Her siyasetin merkezinde kendine yer bulan, buna mukabil her dinin siyasal tezahürlerle kendini tamamladığı bir dünya düzleminde yaşıyoruz.
Kart sesli ayinlerin, beyaz gölgeli kardan adamı tarihin her döneminde aynıydı.
İsa'nın ilk vaazlarını verdiği Nasıra'dan, 1099'daki Büyük Haçlı Mezalimine, Ponce Pilate'den günümüzdeki Evangelist yayılmacılığa kadar Hristiyan ekaliyeti her zaman siyasal davrandı.
Vatikan'ı çevreleyen kalın ve yüksek istinat duvarlarının gerisindeki Konsül ve Papa, çoğu kez keşif harekatlarını gerçekleştiren kaşiflere, Baba, Oğul ve Ruhül Kudüs adına tebliğatını derhal kaydıyla uyulması zorunlu birer emirler manzumesi olarak sundu.
Zira Dindarların yani Hristiyanların, Barbarlara ve Hristiyan dini dışındaki inanç biçimlerini Dinsizlik olarak gördüklerinden dolayı, dinsizlere karşı şiddetin her türlüsünü uygulamakta bir beis görmüyorlardı.
Hristiyanlık kılıçla, kanla ve ölümlerle yayıldı. Tıpkı gönümüzde olduğu gibi.
Vatikan öngördüğü ruhani planın başarıya ulaşması için AB'nin siyasal planlarıyla kendini uyumlu hale getirdi. Bu yolla Vatikan'da ve Brüksel'de oluşan ruhani ve siyasi çete aynı amaçla birleşti.
Birinci bin yılda Avrupa Hristiyanlaştırıldı. İkinci bin yılda Amerika ve Afrika.. Üçüncü bin yılda ise Asya'yı Hristiyanlaştıralım. Asya'yı Hristiyanlaştırmanın yolu ise Türkiye'den geçmektedir.

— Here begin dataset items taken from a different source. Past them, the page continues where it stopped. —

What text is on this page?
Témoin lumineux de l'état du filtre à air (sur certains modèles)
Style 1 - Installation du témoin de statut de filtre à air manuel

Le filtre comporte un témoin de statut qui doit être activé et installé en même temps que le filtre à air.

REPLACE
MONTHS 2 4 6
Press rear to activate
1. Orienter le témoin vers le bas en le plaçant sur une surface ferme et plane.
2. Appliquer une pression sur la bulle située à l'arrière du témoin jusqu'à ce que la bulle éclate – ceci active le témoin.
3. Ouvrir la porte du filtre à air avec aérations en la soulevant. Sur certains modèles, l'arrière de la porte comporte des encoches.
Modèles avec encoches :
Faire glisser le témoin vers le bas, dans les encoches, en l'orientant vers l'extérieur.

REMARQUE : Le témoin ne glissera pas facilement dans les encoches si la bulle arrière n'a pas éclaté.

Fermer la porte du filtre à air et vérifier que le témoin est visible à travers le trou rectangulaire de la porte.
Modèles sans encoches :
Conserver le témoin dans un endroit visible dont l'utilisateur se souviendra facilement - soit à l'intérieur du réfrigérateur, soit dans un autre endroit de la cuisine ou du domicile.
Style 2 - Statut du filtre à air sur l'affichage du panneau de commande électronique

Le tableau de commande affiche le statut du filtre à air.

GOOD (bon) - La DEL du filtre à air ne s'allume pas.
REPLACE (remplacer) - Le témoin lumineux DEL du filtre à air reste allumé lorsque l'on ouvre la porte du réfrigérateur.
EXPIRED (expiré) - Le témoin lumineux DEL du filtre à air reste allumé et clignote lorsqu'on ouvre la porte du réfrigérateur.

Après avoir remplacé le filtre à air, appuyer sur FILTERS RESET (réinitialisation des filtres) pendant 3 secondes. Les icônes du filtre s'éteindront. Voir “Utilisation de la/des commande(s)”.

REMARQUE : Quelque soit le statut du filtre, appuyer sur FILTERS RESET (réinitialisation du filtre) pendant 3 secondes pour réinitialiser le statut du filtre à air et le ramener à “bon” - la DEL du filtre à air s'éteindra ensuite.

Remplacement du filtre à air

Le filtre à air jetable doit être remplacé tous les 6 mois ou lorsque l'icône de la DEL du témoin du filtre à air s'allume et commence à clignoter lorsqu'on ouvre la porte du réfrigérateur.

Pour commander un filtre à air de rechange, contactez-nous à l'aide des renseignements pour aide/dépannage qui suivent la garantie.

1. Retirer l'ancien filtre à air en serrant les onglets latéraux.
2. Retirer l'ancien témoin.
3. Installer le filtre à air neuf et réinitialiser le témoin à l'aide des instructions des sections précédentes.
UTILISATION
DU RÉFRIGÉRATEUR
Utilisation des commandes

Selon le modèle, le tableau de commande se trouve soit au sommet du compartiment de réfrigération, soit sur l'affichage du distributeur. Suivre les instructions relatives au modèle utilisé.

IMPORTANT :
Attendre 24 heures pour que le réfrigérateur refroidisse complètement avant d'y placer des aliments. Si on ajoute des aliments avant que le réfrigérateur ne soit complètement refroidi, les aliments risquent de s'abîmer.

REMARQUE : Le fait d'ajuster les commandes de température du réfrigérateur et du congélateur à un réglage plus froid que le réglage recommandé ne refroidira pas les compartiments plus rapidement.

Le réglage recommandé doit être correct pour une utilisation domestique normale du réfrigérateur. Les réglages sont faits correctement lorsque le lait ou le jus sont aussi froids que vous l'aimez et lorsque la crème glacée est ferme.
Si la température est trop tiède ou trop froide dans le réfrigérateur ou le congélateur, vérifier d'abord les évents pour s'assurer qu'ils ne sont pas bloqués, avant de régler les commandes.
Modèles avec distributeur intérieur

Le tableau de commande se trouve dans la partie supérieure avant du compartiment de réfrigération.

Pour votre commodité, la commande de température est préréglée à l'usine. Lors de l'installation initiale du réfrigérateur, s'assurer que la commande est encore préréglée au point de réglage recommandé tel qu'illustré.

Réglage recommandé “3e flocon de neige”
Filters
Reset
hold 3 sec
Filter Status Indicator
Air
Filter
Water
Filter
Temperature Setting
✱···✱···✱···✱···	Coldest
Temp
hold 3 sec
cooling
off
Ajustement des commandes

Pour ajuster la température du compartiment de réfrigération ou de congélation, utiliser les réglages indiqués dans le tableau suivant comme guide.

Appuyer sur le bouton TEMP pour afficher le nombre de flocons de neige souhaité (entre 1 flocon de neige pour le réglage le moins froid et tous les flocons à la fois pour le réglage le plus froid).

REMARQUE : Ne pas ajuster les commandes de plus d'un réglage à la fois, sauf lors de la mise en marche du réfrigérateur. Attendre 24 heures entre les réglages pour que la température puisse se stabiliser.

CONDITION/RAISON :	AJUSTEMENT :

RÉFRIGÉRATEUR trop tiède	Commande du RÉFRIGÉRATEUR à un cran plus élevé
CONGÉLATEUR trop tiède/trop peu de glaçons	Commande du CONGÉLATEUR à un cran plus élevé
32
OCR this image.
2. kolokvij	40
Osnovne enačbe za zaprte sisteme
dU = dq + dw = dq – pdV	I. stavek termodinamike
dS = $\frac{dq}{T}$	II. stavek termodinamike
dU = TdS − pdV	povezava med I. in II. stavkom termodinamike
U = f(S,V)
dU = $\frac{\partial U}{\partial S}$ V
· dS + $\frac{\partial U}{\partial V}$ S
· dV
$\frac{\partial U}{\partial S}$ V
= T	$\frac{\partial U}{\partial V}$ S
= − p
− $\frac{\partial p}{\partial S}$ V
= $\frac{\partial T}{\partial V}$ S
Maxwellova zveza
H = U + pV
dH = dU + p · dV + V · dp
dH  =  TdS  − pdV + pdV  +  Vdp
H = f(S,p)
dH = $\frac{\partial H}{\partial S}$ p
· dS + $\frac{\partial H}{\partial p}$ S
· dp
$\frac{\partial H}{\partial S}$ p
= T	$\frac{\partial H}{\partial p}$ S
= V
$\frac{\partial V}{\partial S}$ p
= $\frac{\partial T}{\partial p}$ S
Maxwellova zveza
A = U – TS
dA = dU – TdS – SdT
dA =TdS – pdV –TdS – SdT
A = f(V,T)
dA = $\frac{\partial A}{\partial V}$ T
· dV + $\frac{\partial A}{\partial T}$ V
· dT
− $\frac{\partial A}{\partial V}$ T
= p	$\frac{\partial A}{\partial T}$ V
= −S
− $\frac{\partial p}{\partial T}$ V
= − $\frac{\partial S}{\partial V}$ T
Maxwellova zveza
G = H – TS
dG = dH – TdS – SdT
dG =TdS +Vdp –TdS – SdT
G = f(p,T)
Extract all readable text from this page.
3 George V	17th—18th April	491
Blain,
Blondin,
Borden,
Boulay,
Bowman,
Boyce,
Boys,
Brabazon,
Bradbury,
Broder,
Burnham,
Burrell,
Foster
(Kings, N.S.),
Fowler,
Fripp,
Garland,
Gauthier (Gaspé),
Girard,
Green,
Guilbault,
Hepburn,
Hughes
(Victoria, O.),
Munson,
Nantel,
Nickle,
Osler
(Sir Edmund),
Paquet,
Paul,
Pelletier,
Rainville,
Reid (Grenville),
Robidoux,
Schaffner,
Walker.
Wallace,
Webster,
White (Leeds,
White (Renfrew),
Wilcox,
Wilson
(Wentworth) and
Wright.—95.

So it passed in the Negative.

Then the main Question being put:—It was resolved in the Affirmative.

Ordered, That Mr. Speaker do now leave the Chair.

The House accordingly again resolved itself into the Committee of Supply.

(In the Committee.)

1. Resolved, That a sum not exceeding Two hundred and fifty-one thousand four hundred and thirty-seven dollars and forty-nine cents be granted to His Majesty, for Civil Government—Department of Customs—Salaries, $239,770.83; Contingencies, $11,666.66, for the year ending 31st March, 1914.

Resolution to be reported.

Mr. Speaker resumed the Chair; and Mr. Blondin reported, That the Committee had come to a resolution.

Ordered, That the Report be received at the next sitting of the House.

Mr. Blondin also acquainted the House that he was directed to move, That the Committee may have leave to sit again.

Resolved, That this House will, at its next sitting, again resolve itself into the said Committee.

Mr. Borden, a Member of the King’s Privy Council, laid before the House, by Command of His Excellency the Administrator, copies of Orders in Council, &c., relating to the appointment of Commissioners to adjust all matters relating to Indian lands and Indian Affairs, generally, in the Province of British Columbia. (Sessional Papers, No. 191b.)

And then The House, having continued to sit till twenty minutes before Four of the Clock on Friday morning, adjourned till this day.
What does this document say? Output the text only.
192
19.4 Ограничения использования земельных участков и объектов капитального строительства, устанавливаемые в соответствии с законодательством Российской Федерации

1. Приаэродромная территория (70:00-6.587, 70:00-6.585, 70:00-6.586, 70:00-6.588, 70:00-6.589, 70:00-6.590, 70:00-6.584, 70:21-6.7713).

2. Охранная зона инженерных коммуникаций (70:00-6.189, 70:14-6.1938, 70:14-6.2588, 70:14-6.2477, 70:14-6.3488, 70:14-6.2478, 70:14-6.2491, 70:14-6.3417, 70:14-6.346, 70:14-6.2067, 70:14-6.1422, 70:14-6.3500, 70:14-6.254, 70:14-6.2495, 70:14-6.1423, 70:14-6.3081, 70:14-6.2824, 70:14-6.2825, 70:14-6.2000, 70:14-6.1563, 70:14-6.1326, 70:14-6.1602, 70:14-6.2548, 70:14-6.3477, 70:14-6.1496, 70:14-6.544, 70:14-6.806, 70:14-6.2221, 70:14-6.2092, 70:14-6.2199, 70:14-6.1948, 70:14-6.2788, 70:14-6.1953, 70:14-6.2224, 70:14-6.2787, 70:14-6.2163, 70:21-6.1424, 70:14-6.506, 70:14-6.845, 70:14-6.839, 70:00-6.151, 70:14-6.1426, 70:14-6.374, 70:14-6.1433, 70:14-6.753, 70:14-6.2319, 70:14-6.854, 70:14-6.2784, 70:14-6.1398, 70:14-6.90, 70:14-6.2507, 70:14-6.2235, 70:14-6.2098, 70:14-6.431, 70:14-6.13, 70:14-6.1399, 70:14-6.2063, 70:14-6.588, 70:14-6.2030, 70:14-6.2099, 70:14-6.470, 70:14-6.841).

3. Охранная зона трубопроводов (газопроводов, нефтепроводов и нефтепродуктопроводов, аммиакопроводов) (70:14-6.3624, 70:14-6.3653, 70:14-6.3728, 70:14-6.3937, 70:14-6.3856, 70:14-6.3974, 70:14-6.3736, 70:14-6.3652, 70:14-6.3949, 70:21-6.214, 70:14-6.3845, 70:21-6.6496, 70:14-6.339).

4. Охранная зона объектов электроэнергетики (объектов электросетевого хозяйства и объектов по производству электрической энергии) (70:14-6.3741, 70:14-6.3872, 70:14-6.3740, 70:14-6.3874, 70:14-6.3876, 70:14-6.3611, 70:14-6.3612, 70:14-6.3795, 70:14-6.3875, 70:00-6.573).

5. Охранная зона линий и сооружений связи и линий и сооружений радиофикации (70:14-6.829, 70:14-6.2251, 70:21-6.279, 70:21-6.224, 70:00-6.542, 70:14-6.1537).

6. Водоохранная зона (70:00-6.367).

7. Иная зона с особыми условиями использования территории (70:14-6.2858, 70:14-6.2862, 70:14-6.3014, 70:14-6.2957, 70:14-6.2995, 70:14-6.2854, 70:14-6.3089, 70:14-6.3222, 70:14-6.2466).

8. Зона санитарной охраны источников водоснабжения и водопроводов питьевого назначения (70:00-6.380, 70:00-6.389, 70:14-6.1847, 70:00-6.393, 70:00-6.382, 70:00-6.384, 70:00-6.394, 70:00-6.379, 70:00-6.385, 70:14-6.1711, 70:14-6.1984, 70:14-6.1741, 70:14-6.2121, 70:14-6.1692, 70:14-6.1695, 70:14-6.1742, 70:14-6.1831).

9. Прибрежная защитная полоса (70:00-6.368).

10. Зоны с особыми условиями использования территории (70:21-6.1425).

Bu sözler Papa II. John Paul tarafından 1999 yılında sarf edilmiştir. Avrupa Birliği giriş sürecinde Aday ülke olan Türkiye'ye karşı uygulanan reçete ve koltuğunun altına sıkıştırılan ev ödevleri, Papa II. John Paul'un nihai hedefine hizmet edecek emarelerle doludur.

TAŞERONLAR UYGULADI

Türkiye Cumhuriyeti Devleti, Hristiyan yayılmacılığına ve onun siyasal boyutu olan Emperyalizmin muhalefetine rağmen kurulmuş milli bir devlettir.
Çoğunluğunu Müslüman Türklerin oluşturduğu Cumhuriyet Devleti, Batılı Emperyalist Devletlerin iki yüzlü ve riyakar politikalarını, bizzat yaşadıkları olaylarla uygulama sahasında gördükleri için gerekli önlemleri almışlar ve bu bir dizi önlemi yasalarla teminata kavuşturmuşlardır.
Yabancılara toprak ve mülk satışıyla öngörülen koşullar, Fener Rum Patrikhanesi, Heybeliada Ruhban Okulu ve Statüleri, Fener Merkezli Ortadoks bir Din devleti fikriyatının hayata geçirilme kaygısına set çekmiştir.
Azınlık vakıflarının sahip olduğu Kilise Mülküne ait taşınmazların akibetini düzenleyen yasalar aynı amaç çerçevesinde oluşturulmuştur.
Zira tarihin her döneminde fitne ve fesat kiliseler vasıtasıyla geniş bir hareket kabiliyeti kazanmıştır.
Zamanla kiliseler, Hristiyanlığın planlarına uygun olarak beyin yıkama ve akabinde askerlik şubelerine dönüştürmüştür.